Recently two geniuses walked into my eyesight through R685 (Dr. Bonk introduced them in the class). Both of them amazed me with their exciting innovations with new technologies. I would like to call them MAGICIANS, because of their astonishing creativity and bold imagination. I couldn’t believe my eyes when I first saw their high-tech presentations.
The first magician is Craig Kapp, a professor as well as a researcher in the fields of computer science and digital Technology. Currently, he is working on applying Augment Reality into educational settings to facilitate teaching and learning. The topic of his presentation in R685 was Visualizing the Future: How Augmented Reality can empower faculty, inspire students and bring ideas to life in the classroom. Thanks to his presentation, I was in my first time being clearly acknowledged what Augmented Reality is and what value it may bring into education. Augmented Reality plays magic to visuals. Shown with a specifically made card or on a special tablet through a web camera, images on a piece of paper or in a book suddenly become “ALIVE”. They stand up, turning into 3D visuals (more exactly, 3D objects). Imaging how amazing it could be when chemical symbols in your chemistry textbook become 3D models, Jack’s beanstalk growing up directly from the story book or little red riding hood running on pages! I think the great value that Craig’s innovation in education is that it will make learning more engaging, release students’ cognitive load of understanding complexities, encourage imagination and inspire creation.
The other magician is Pranav Mistry, an Indian computer science majored graduate student from MIT. His magic is SixSense. This technology embeds computer functions into human bodies: with carrying a small camera and some other necessary computer components, our fingers could work as a mouse and our palms could be used as a keyboard and a screen. SixSense exerts the great potential of mobile learning and breaks down the barrier of accessing information without appropriate devices. Since SixSense can turn our bodies into a mobile device which has comprehensive functions, we will not need any extra devices anymore, such as expensive Apple productions.

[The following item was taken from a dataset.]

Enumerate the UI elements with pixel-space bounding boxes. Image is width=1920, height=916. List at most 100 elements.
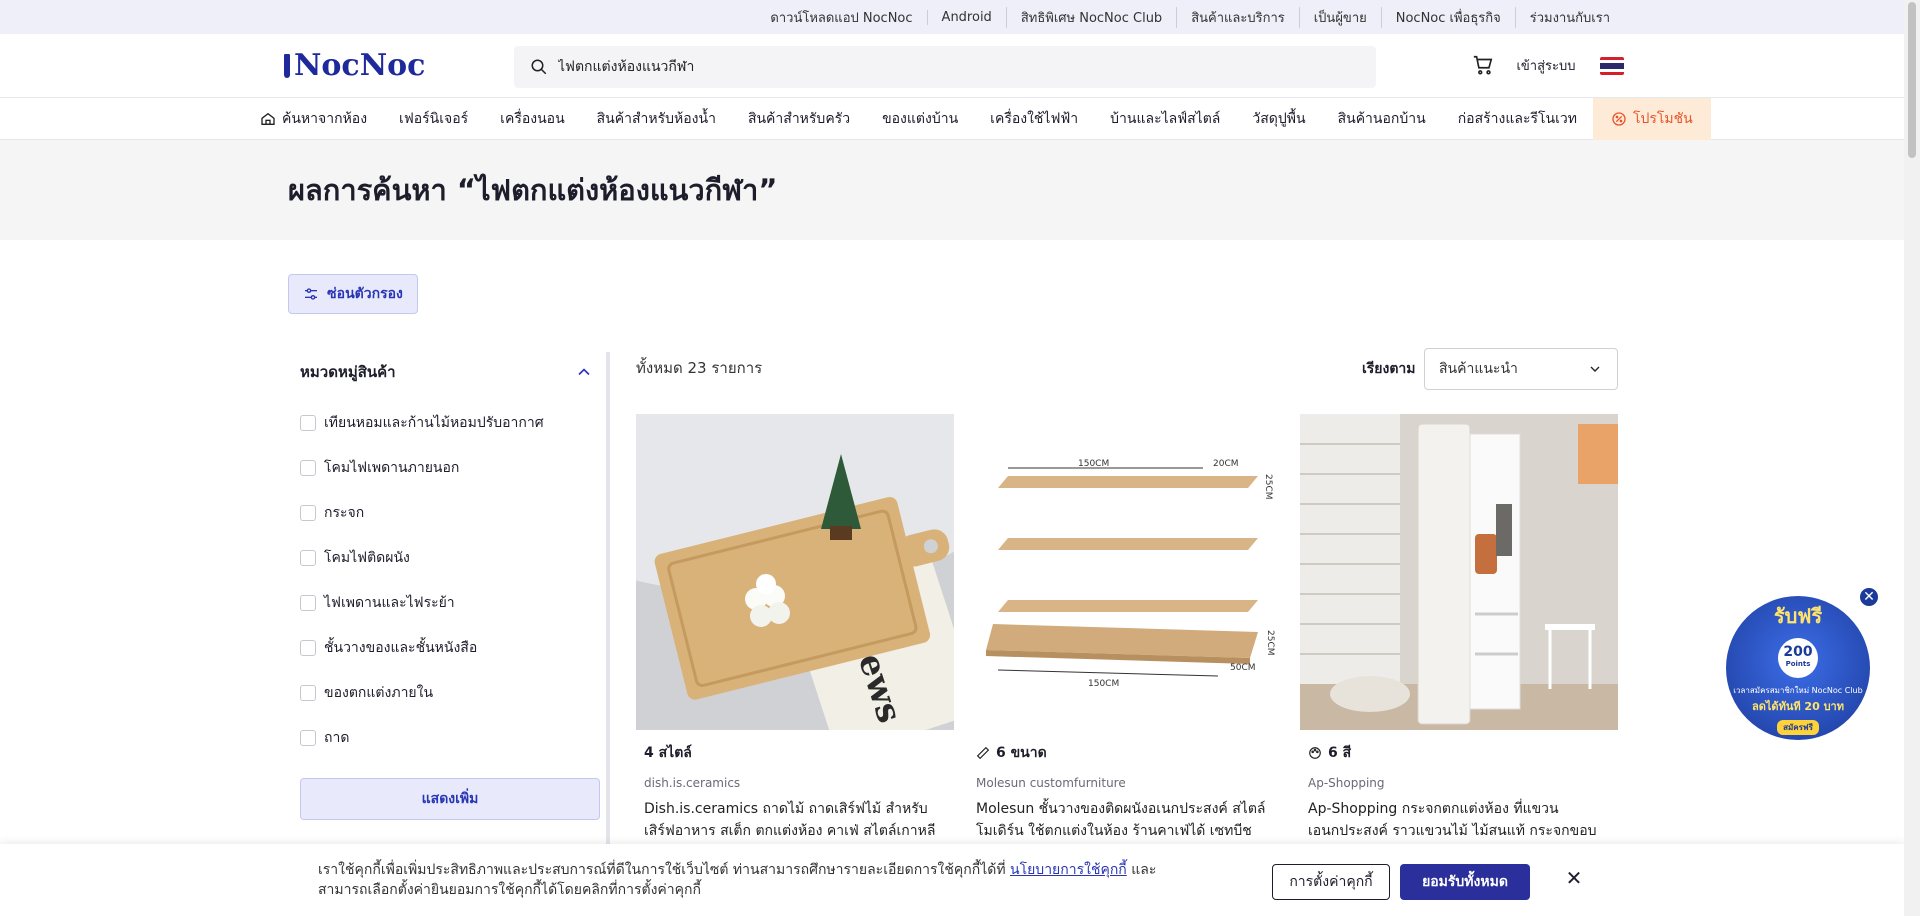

Although Augmented Reality and SixSense technology are under two different topics in R685, I put them together in this posting because Craig and Pranav have great similarities in terms of creativity and enthusiasm of applying new technologies in learning; in addition, I imagine what will happen if we combine these two magic together: the convenience and fun of leaning will be everywhere! Students will be able to watch free 3D movies all on their palms; science teachers may never need to purchase geometry and chemical models for their classes; students majored in fashion design, engineering design and architecture could exam their designs from 360 angles anytime from they start drawing the design sketches.